Lois closed her eyes. This conversation could not veer further from any desired path. "You're sorry." She repeated. "I know, you said that already."
He looked stricken. Lois felt a pang of remorse, he was trying to communicate with her and she was still letting fly jabs about his absence. About which he was clearly miserable.
He spoke, startling her from her self-recriminations. "I'm, lately that's been how I've felt all the time. Lois, I'm so sorry." His face was pale in the thin beam of light as he stepped towards her. "I regret so many choices I've made." He continued, his eyes imploring, searched her. "Most of all, I regret how much I've let you down. If I had stayed, I would have been here with you. For all of this." He turned to look sadly at the house once more. "I could've helped Jason." He said more quietly, almost to himself. His voice was grieved, harsh. "My parents taught me control, and I should've done the same for my…child. My son."
She felt emotion crest inside of her, pushed it back down. Lois couldn't stifle a single tear from falling from her eye.
He stepped toward her, finally closing the distance between them. He stood fully in the light now, brushed the tear from her check. She couldn't stop herself from giving in as he gently wrapped his arms around her, tucking her head under his chin. She closed her eyes against the warmth of his chest.

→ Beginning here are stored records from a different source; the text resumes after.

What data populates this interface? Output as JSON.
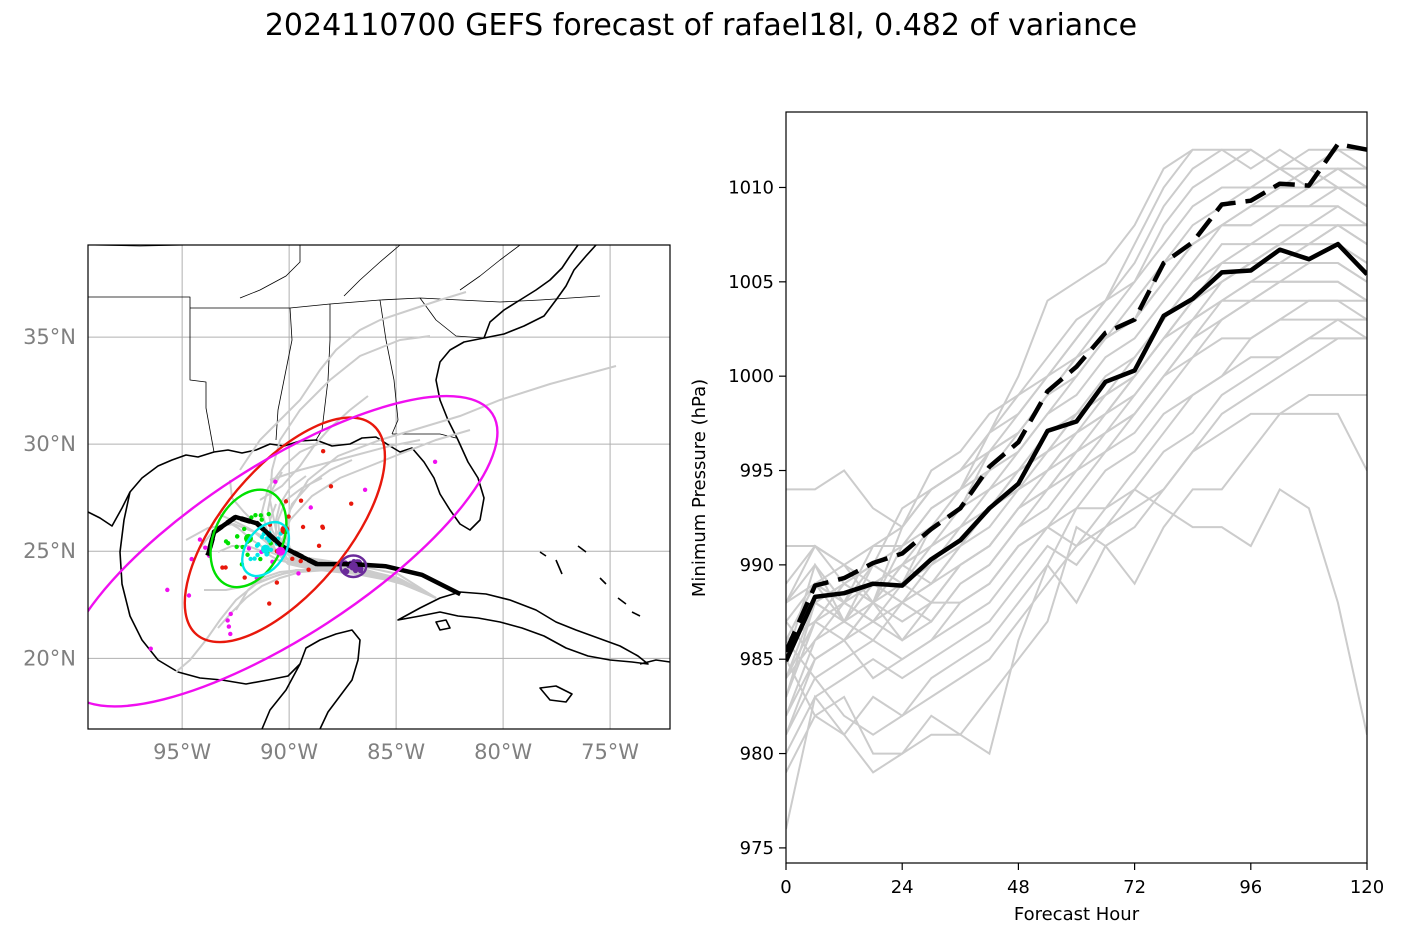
{
  "figure_title": "2024110700 GEFS forecast of rafael18l, 0.482 of variance",
  "colors": {
    "member": "#cccccc",
    "mean": "#000000",
    "ellipse_red": "#e8180c",
    "ellipse_green": "#00e000",
    "ellipse_cyan": "#00e8e8",
    "ellipse_magenta": "#f00ff0",
    "ellipse_purple": "#6a2a9a",
    "map_tick_label": "#808080",
    "grid": "#b0b0b0"
  },
  "chart_data": [
    {
      "type": "map",
      "lon_range": [
        -99.4,
        -72.2
      ],
      "lat_range": [
        16.7,
        39.3
      ],
      "lon_ticks": [
        {
          "value": -95,
          "label": "95°W"
        },
        {
          "value": -90,
          "label": "90°W"
        },
        {
          "value": -85,
          "label": "85°W"
        },
        {
          "value": -80,
          "label": "80°W"
        },
        {
          "value": -75,
          "label": "75°W"
        }
      ],
      "lat_ticks": [
        {
          "value": 20,
          "label": "20°N"
        },
        {
          "value": 25,
          "label": "25°N"
        },
        {
          "value": 30,
          "label": "30°N"
        },
        {
          "value": 35,
          "label": "35°N"
        }
      ],
      "grid": true,
      "ensemble_mean_track": [
        [
          -82.0,
          23.0
        ],
        [
          -83.8,
          23.9
        ],
        [
          -85.5,
          24.3
        ],
        [
          -87.0,
          24.4
        ],
        [
          -88.7,
          24.4
        ],
        [
          -90.3,
          25.2
        ],
        [
          -91.5,
          26.3
        ],
        [
          -92.5,
          26.6
        ],
        [
          -93.5,
          25.9
        ],
        [
          -93.8,
          24.8
        ]
      ],
      "ellipses": [
        {
          "color": "red",
          "center": [
            -90.2,
            26.0
          ],
          "semi_major_deg": 6.4,
          "semi_minor_deg": 2.9,
          "angle_deg": 50
        },
        {
          "color": "green",
          "center": [
            -91.9,
            25.6
          ],
          "semi_major_deg": 2.4,
          "semi_minor_deg": 1.6,
          "angle_deg": 65
        },
        {
          "color": "cyan",
          "center": [
            -91.1,
            25.1
          ],
          "semi_major_deg": 1.4,
          "semi_minor_deg": 0.9,
          "angle_deg": 55
        },
        {
          "color": "magenta",
          "center": [
            -90.4,
            25.0
          ],
          "semi_major_deg": 11.8,
          "semi_minor_deg": 4.0,
          "angle_deg": 33
        },
        {
          "color": "purple",
          "center": [
            -87.0,
            24.3
          ],
          "semi_major_deg": 0.6,
          "semi_minor_deg": 0.5,
          "angle_deg": 0
        }
      ]
    },
    {
      "type": "line",
      "xlabel": "Forecast Hour",
      "ylabel": "Minimum Pressure (hPa)",
      "xlim": [
        0,
        120
      ],
      "ylim": [
        974.2,
        1014.0
      ],
      "xticks": [
        0,
        24,
        48,
        72,
        96,
        120
      ],
      "yticks": [
        975,
        980,
        985,
        990,
        995,
        1000,
        1005,
        1010
      ],
      "x": [
        0,
        6,
        12,
        18,
        24,
        30,
        36,
        42,
        48,
        54,
        60,
        66,
        72,
        78,
        84,
        90,
        96,
        102,
        108,
        114,
        120
      ],
      "series": [
        {
          "style": "solid",
          "color": "#000000",
          "values": [
            984.9,
            988.3,
            988.5,
            989.0,
            988.9,
            990.3,
            991.3,
            993.0,
            994.3,
            997.1,
            997.6,
            999.7,
            1000.3,
            1003.2,
            1004.1,
            1005.5,
            1005.6,
            1006.7,
            1006.2,
            1007.0,
            1005.4
          ]
        },
        {
          "style": "dashed",
          "color": "#000000",
          "values": [
            985.4,
            988.9,
            989.3,
            990.1,
            990.6,
            991.9,
            993.0,
            995.2,
            996.5,
            999.2,
            1000.5,
            1002.3,
            1003.0,
            1006.0,
            1007.1,
            1009.1,
            1009.3,
            1010.2,
            1010.1,
            1012.3,
            1012.0
          ]
        }
      ],
      "members": [
        [
          983,
          988,
          987,
          990,
          989,
          992,
          993,
          995,
          996,
          998,
          1000,
          1002,
          1004,
          1006,
          1008,
          1009,
          1010,
          1010,
          1011,
          1012,
          1012
        ],
        [
          985,
          990,
          988,
          991,
          991,
          993,
          994,
          996,
          997,
          999,
          1001,
          1002,
          1003,
          1005,
          1007,
          1008,
          1009,
          1010,
          1010,
          1011,
          1011
        ],
        [
          987,
          989,
          990,
          991,
          992,
          994,
          995,
          996,
          998,
          1000,
          1002,
          1004,
          1005,
          1008,
          1010,
          1011,
          1012,
          1011,
          1012,
          1012,
          1011
        ],
        [
          991,
          991,
          989,
          990,
          993,
          994,
          995,
          997,
          999,
          1000,
          1001,
          1002,
          1003,
          1006,
          1007,
          1008,
          1009,
          1009,
          1010,
          1010,
          1009
        ],
        [
          994,
          994,
          995,
          993,
          992,
          995,
          996,
          998,
          999,
          1001,
          1003,
          1004,
          1006,
          1009,
          1011,
          1012,
          1012,
          1011,
          1011,
          1010,
          1010
        ],
        [
          988,
          991,
          990,
          989,
          990,
          991,
          993,
          994,
          996,
          998,
          999,
          1001,
          1002,
          1004,
          1006,
          1008,
          1008,
          1009,
          1009,
          1010,
          1009
        ],
        [
          986,
          987,
          989,
          988,
          989,
          990,
          992,
          993,
          995,
          996,
          998,
          999,
          1001,
          1003,
          1005,
          1006,
          1007,
          1007,
          1008,
          1008,
          1008
        ],
        [
          984,
          986,
          988,
          987,
          988,
          989,
          991,
          992,
          994,
          995,
          997,
          998,
          1000,
          1002,
          1004,
          1005,
          1006,
          1007,
          1007,
          1008,
          1007
        ],
        [
          983,
          987,
          986,
          988,
          987,
          988,
          990,
          991,
          993,
          994,
          996,
          998,
          999,
          1001,
          1003,
          1005,
          1006,
          1006,
          1007,
          1007,
          1006
        ],
        [
          982,
          986,
          987,
          986,
          988,
          987,
          989,
          990,
          992,
          993,
          995,
          997,
          998,
          1000,
          1002,
          1004,
          1005,
          1005,
          1006,
          1006,
          1005
        ],
        [
          981,
          985,
          986,
          987,
          986,
          988,
          988,
          989,
          991,
          992,
          994,
          996,
          997,
          999,
          1001,
          1003,
          1004,
          1005,
          1005,
          1005,
          1004
        ],
        [
          985,
          988,
          989,
          988,
          990,
          989,
          991,
          993,
          994,
          996,
          997,
          999,
          1000,
          1002,
          1004,
          1006,
          1006,
          1007,
          1007,
          1008,
          1007
        ],
        [
          986,
          989,
          988,
          990,
          989,
          991,
          992,
          994,
          995,
          997,
          998,
          1000,
          1001,
          1003,
          1005,
          1007,
          1007,
          1008,
          1008,
          1009,
          1008
        ],
        [
          984,
          988,
          987,
          989,
          988,
          990,
          991,
          993,
          994,
          995,
          997,
          998,
          1000,
          1002,
          1004,
          1005,
          1006,
          1007,
          1007,
          1007,
          1006
        ],
        [
          983,
          987,
          988,
          987,
          989,
          988,
          990,
          991,
          993,
          995,
          996,
          997,
          999,
          1001,
          1003,
          1004,
          1005,
          1006,
          1006,
          1006,
          1005
        ],
        [
          982,
          985,
          986,
          988,
          986,
          987,
          989,
          990,
          992,
          994,
          995,
          996,
          998,
          1000,
          1002,
          1003,
          1004,
          1005,
          1005,
          1005,
          1004
        ],
        [
          981,
          984,
          985,
          986,
          985,
          986,
          988,
          989,
          991,
          992,
          991,
          993,
          995,
          997,
          999,
          1000,
          1002,
          1003,
          1004,
          1004,
          1004
        ],
        [
          980,
          983,
          984,
          985,
          984,
          985,
          986,
          987,
          989,
          991,
          990,
          992,
          994,
          996,
          997,
          999,
          1000,
          1001,
          1002,
          1003,
          1003
        ],
        [
          979,
          982,
          981,
          983,
          982,
          984,
          985,
          986,
          988,
          990,
          988,
          991,
          992,
          994,
          996,
          998,
          999,
          1000,
          1001,
          1002,
          1002
        ],
        [
          976,
          983,
          981,
          979,
          980,
          982,
          981,
          983,
          985,
          987,
          992,
          991,
          989,
          992,
          994,
          994,
          996,
          998,
          998,
          998,
          995
        ],
        [
          985,
          982,
          983,
          980,
          980,
          981,
          981,
          980,
          986,
          990,
          993,
          993,
          994,
          993,
          992,
          992,
          991,
          994,
          993,
          988,
          981
        ],
        [
          986,
          984,
          982,
          981,
          982,
          983,
          984,
          985,
          987,
          989,
          991,
          992,
          993,
          994,
          996,
          997,
          998,
          998,
          999,
          999,
          999
        ],
        [
          987,
          985,
          986,
          984,
          985,
          986,
          987,
          988,
          990,
          992,
          993,
          995,
          996,
          998,
          999,
          1000,
          1001,
          1001,
          1002,
          1002,
          1002
        ],
        [
          988,
          990,
          987,
          989,
          988,
          989,
          990,
          991,
          993,
          994,
          996,
          997,
          998,
          1000,
          1001,
          1002,
          1002,
          1003,
          1003,
          1003,
          1002
        ],
        [
          989,
          991,
          990,
          988,
          990,
          991,
          992,
          993,
          995,
          996,
          998,
          999,
          1000,
          1002,
          1003,
          1004,
          1004,
          1004,
          1004,
          1004,
          1003
        ],
        [
          985,
          988,
          989,
          990,
          991,
          992,
          994,
          995,
          997,
          999,
          1000,
          1002,
          1003,
          1005,
          1007,
          1008,
          1008,
          1009,
          1009,
          1009,
          1008
        ],
        [
          986,
          989,
          988,
          989,
          990,
          992,
          993,
          996,
          997,
          999,
          1001,
          1003,
          1005,
          1007,
          1009,
          1010,
          1010,
          1011,
          1010,
          1011,
          1010
        ],
        [
          984,
          987,
          989,
          988,
          991,
          993,
          994,
          997,
          998,
          1000,
          1002,
          1004,
          1007,
          1010,
          1012,
          1012,
          1011,
          1012,
          1011,
          1011,
          1010
        ]
      ],
      "member_short": [
        [
          0,
          6,
          12,
          18,
          24,
          30,
          36,
          42,
          48,
          54,
          60,
          66,
          72,
          78,
          84
        ],
        [
          988,
          989,
          987,
          988,
          992,
          994,
          995,
          997,
          1000,
          1004,
          1005,
          1006,
          1008,
          1011,
          1012
        ]
      ]
    }
  ]
}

He whispered into her hair. "Lois…I want you to know that…I'm going to make amends. I can't ever regain the time I lost, with you, with our son. But I'm going to try and make up for it." As he spoke he stroked the back of her neck with his thumb almost imperceptibly.
Almost. Lois closed her eyes, instantly recalling in muddled detail another time he'd touched her this way. She tried to suppress the tiny shudder his touch elicited, remembering herself.
She took a step backward. She had to get far enough away to think clearly. She remained close enough though that she could still read his eyes clearly.
She searched his face, imploring. "Why can't you just tell me? At least give me your real name—you have no idea how odd it is that I don't the name of my child's father."
"Lois, we've been through this. The last time you looked too hard we—" He stopped abruptly, alarmed by this last admission.
"The last time? What last time?" She stopped, her breathing hitched. "My memories." She realized. "They're real."
He was watching her intensely, his brow furrowed.
Lois stepped toward him, searching his eyes. "What happened?" She demanded. "Why can't I remember?"
He met her gaze, grasped her shoulders in his hands, he seemed about to kiss her. Instead he said softly. "I loved you too much."
Before she could ask anything else, Lois felt a whoosh of air. He was gone.